И замечательной команде fandom Aeterna 2021, для которой этот фанфик и был написан на ББ-квест Летней фандомной битвы 2021.
Глава 1. Да что вы знаете о неловких ситуациях?
28 ноября 2021, 12:09
— ¡Hijo de gran puta! — цедит только что вышедшая из воды Леона, пытаясь одновременно натянуть босоножки и следить за вором, убегающим с её портфелем под мышкой.
— ¡Socorro, ladrón! — вопит она что есть мочи, обращаясь ко всем отдыхающим вблизи от неё, указывает рукой в сторону длинноволосого мужика, бегущего в пёстром море людей в купальных костюмах, шезлонгов, играющих детей и разноцветных полотенец, утопающими в песке, и для верности повторяет то же самое на талиг. — На помощь, держите вора!

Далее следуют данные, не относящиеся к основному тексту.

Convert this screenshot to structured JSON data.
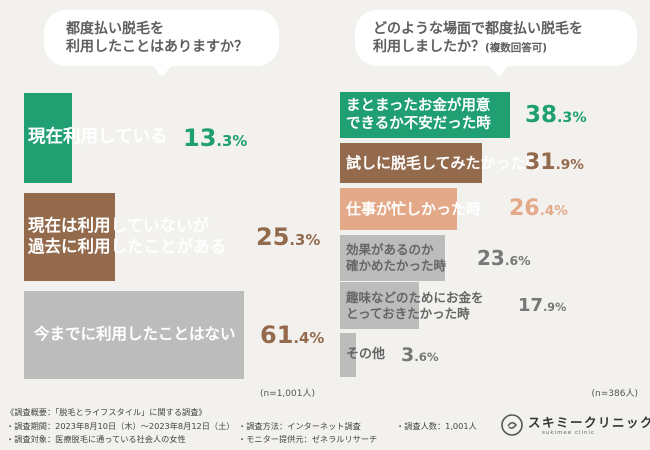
{
  "chart_data": [
    {
      "type": "bar",
      "orientation": "horizontal",
      "title": "都度払い脱毛を利用したことはありますか？",
      "categories": [
        "現在利用している",
        "現在は利用していないが過去に利用したことがある",
        "今までに利用したことはない"
      ],
      "values": [
        13.3,
        25.3,
        61.4
      ],
      "unit": "%",
      "n_note": "(n=1,001人)",
      "colors": [
        "#1f9f72",
        "#946a4d",
        "#bcbcbc"
      ]
    },
    {
      "type": "bar",
      "orientation": "horizontal",
      "title": "どのような場面で都度払い脱毛を利用しましたか？",
      "subtitle": "(複数回答可)",
      "categories": [
        "まとまったお金が用意できるか不安だった時",
        "試しに脱毛してみたかった時",
        "仕事が忙しかった時",
        "効果があるのか確かめたかった時",
        "趣味などのためにお金をとっておきたかった時",
        "その他"
      ],
      "values": [
        38.3,
        31.9,
        26.4,
        23.6,
        17.9,
        3.6
      ],
      "unit": "%",
      "n_note": "(n=386人)",
      "colors": [
        "#1f9f72",
        "#946a4d",
        "#e3a989",
        "#bcbcbc",
        "#bcbcbc",
        "#bcbcbc"
      ]
    }
  ],
  "left": {
    "question_lines": [
      "都度払い脱毛を",
      "利用したことはありますか？"
    ],
    "bar_labels": [
      [
        "現在利用している"
      ],
      [
        "現在は利用していないが",
        "過去に利用したことがある"
      ],
      [
        "今までに利用したことはない"
      ]
    ],
    "pct_main": [
      "13",
      "25",
      "61"
    ],
    "pct_frac": [
      ".3%",
      ".3%",
      ".4%"
    ]
  },
  "right": {
    "question_lines": [
      "どのような場面で都度払い脱毛を",
      "利用しましたか？"
    ],
    "question_sub": "(複数回答可)",
    "bar_labels": [
      [
        "まとまったお金が用意",
        "できるか不安だった時"
      ],
      [
        "試しに脱毛してみたかった時"
      ],
      [
        "仕事が忙しかった時"
      ],
      [
        "効果があるのか",
        "確かめたかった時"
      ],
      [
        "趣味などのためにお金を",
        "とっておきたかった時"
      ],
      [
        "その他"
      ]
    ],
    "pct_main": [
      "38",
      "31",
      "26",
      "23",
      "17",
      "3"
    ],
    "pct_frac": [
      ".3%",
      ".9%",
      ".4%",
      ".6%",
      ".9%",
      ".6%"
    ]
  },
  "footer": {
    "summary": "《調査概要：「脱毛とライフスタイル」に関する調査》",
    "period": "・調査期間：2023年8月10日（木）〜2023年8月12日（土）",
    "target": "・調査対象：医療脱毛に通っている社会人の女性",
    "method": "・調査方法：インターネット調査",
    "provider": "・モニター提供元：ゼネラルリサーチ",
    "count": "・調査人数：1,001人"
  },
  "logo": {
    "name": "スキミークリニック",
    "sub": "sukimee clinic"
  },
  "colors": {
    "background": "#f2f1ee",
    "green": "#1f9f72",
    "brown": "#946a4d",
    "salmon": "#e3a989",
    "gray": "#bcbcbc",
    "text": "#555555"
  }
}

Проклятый вор ускоряется, и Леона не успевает пробежать и несколько метров, как слышит рёв мотора: hijo de gran puta и его сообщник, hijo de una puta no menos grande, удаляются на мотоцикле. Леона успевает запомнить его номер — какое счастье, что из-за учёбы её зрение ещё не скатилось в минус бесконечность.
В портфеле осталось буквально всё самое необходимое: ручка, блокнотик и программка с конференции, социальная карта, дисконтная карточка «Документа», загранпаспорт, студенческий билет, кредитка с командировочными, мобильный телефон и 35000 кэналлийских песо — её стипендия почти за полгода. Сама накопила и брала в поездку с расчётом, что ещё останется, даже если побаловать себя всем, чем захочет. Всем, чем захочет, как же!
Леона в сердцах пинает каблуком босоножки почти белый песок пляжа Монтальвы, курортного посёлка недалеко от Алвасете.
Ли её убьёт. Она сказала, что не возьмёт на их свадьбу у президентки и своего отца ни завалящего талла, и с тех пор пахала, как прОклятая, откладывая стипендию и большую часть зарплаты (брала заказы на письменные переводы) вместе с материальной помощью для студентов из неполных семей — мать Леоны умерла, рожая её, а неуважаемый папенька больше не женился, предпочтя винить в смерти любимой маленькую Леону. Наверное, винит до сих пор, если предпочитает дочь не замечать.
— Спасибо, блин, что хоть платье с трусами оставили! — лютует Леона, ища полотенце.
И протирает им лицо, стирая соль Устричного моря. Ли совершенно точно её убьёт. Как жаль, что некуда записать номер мотоцикла. Хоть бы не забыть его, пока она будет добираться до Алвасете.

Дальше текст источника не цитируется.